There are multiple place in my code that I would have to switch case and do pattern matching, then finally call each one manually e.g. Method<A> Method<B> Method<C> ... then when I decided to add more type to the list of possible type I would have to remember to fix many places in the code. Is there any approach to iterate through possible types and have it usable with generic? The list of type will not change at runtime.

A B C D implements the same interface and no other type implements that interface, if that would help me achieve this goal.

public interface IToIntCompatible
{
    int ToInt();
}

public struct A : IToIntCompatible
{
    public string data;
    public int ToInt() => data.ToArray().GetHashCode();
}

public struct B : IToIntCompatible
{
    public float data;
    public int ToInt() => (int)Math.Round(data);
}

public struct C : IToIntCompatible
{
    public bool data;
    public int ToInt() => -1;
}


public class Example
{
    /// <summary>
    /// I wish I can add type D in the future without having to touch PlaceA and PlaceB
    /// </summary>
    public static readonly Type[] allTypes = new Type[] { typeof(A), typeof(B), typeof(C) };

    /// <summary>
    /// Cannot modify this function.
    /// </summary>
    private void Save<T>(T data) where T : struct { }

    public void PlaceA(IToIntCompatible input)
    {
        switch (input)
        {
            case A a: Save<A>(a); break;
            case B b: Save<B>(b); break;
            case C c: Save<C>(c); break;
        }
    }

    public void PlaceB(IToIntCompatible input)
    {
        switch (input)
        {
            case A a: Save<A>(a); break;
            case B b: Save<B>(b); break;
            case C c: Save<C>(c); break;
        }
    }
}

Answer 1

"A B C D implements the same interface and no other type implements that interface, if that would help me achieve this goal."

¿Has this interface implements your Method?

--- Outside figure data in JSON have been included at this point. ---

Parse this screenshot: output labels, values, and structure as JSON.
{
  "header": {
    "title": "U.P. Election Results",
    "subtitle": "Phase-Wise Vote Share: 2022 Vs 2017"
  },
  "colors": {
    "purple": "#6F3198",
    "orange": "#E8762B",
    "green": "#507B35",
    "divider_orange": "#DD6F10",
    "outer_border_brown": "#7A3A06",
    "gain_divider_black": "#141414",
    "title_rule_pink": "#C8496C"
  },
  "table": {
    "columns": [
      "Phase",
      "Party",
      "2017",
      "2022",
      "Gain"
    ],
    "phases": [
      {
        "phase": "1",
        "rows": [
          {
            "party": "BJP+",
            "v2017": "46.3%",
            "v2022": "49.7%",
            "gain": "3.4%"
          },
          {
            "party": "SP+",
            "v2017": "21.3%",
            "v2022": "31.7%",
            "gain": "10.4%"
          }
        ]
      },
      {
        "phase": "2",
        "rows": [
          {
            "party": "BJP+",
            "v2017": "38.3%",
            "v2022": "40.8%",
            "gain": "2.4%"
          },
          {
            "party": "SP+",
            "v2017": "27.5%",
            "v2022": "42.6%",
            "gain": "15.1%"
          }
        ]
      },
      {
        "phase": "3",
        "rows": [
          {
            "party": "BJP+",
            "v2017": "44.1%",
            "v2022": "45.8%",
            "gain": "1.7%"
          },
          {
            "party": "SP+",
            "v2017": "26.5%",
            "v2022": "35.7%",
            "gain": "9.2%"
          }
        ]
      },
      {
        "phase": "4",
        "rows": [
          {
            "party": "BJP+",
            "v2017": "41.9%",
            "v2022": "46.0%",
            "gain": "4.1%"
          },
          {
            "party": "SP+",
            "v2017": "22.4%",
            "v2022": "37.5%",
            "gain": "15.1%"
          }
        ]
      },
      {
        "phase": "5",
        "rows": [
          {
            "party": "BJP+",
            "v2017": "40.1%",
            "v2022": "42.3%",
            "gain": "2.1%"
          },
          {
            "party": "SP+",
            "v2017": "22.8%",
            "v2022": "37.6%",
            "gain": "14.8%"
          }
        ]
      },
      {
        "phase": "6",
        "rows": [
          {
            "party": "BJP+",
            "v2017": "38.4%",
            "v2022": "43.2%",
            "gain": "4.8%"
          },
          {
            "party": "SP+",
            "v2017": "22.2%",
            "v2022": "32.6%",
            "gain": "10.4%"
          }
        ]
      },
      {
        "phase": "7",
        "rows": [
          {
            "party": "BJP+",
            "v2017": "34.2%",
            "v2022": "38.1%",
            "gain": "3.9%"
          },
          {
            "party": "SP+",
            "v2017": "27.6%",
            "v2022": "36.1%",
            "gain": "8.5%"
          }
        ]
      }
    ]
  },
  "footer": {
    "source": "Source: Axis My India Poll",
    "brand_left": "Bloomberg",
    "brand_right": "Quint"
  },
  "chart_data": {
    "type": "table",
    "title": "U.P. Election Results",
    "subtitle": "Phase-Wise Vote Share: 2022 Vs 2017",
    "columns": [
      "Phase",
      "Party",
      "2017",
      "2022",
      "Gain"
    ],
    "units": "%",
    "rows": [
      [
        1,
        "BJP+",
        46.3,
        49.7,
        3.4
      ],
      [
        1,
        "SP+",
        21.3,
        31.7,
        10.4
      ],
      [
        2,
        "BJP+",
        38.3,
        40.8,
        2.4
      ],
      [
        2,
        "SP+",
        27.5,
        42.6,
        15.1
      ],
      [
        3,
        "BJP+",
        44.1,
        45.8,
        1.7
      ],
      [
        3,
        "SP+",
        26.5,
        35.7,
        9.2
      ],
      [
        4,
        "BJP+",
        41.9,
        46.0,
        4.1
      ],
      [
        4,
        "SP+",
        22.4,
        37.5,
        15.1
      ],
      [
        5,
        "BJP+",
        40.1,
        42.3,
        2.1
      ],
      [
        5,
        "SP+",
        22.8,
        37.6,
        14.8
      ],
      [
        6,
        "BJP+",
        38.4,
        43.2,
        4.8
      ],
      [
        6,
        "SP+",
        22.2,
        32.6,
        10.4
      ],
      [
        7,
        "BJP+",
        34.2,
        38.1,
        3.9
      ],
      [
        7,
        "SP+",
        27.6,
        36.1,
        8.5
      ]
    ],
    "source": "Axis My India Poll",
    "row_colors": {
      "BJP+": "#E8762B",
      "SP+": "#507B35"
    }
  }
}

If not you'll need to add this method to this interface or use a new one.

Edited with last update:

public interface IToIntCompatible
{
    int ToInt();
}

public interface ISaveCompatible
{
    void Save();
}

public struct A : IToIntCompatible, ISaveCompatible
{
    public string data;

    public void Save()
    {
        // save function for A type
    }

    public int ToInt() => data.ToArray().GetHashCode();
}

public struct B : IToIntCompatible, ISaveCompatible
{
    public float data;

    public void Save()
    {
        // save function for B type
    }

    public int ToInt() => (int)Math.Round(data);
}

public struct C : IToIntCompatible
{
    public bool data;
    public int ToInt() => -1;
}


public class Example
{
    public void Place(ISaveCompatible input)
    {
        input.Save();
    }
}

You don't need generics for this solution.

Answer 2

I think this does the job:

public class Example
{
    /// <summary>
    /// Cannot modify this function.
    /// </summary>
    private void Save<T>(T data) where T : struct { }

    public void PlaceA(IToIntCompatible input)
    {
        typeof(Example)
            .GetMethod("Save")
            .MakeGenericMethod(input.GetType())
            .Invoke(this, new object[] { input });
    }

    public void PlaceB(IToIntCompatible input)
    {
        typeof(Example)
            .GetMethod("Save")
            .MakeGenericMethod(input.GetType())
            .Invoke(this, new object[] { input });
    }
}

Answer 3

You have to use reflection to call generic methods with dynamic choosen type argument.

typeof(Example).GetMethod("Save").MakeGeneric(input.GetType()).Invoke(this, new object[]{input});

Answer 4

One option to consider is dynamic typing:

public void PlaceA(IToIntCompatible input)
{
    Save((dynamic) input);
}

That will perform generic type inference for you, as if you'd specified the actual execution-time type of input.

It's equivalent to writing the reflection-based code, but much simpler code. I'm not a big fan of using dynamic typing, but if you genuinely can't change anything else, it may be the simplest solution here.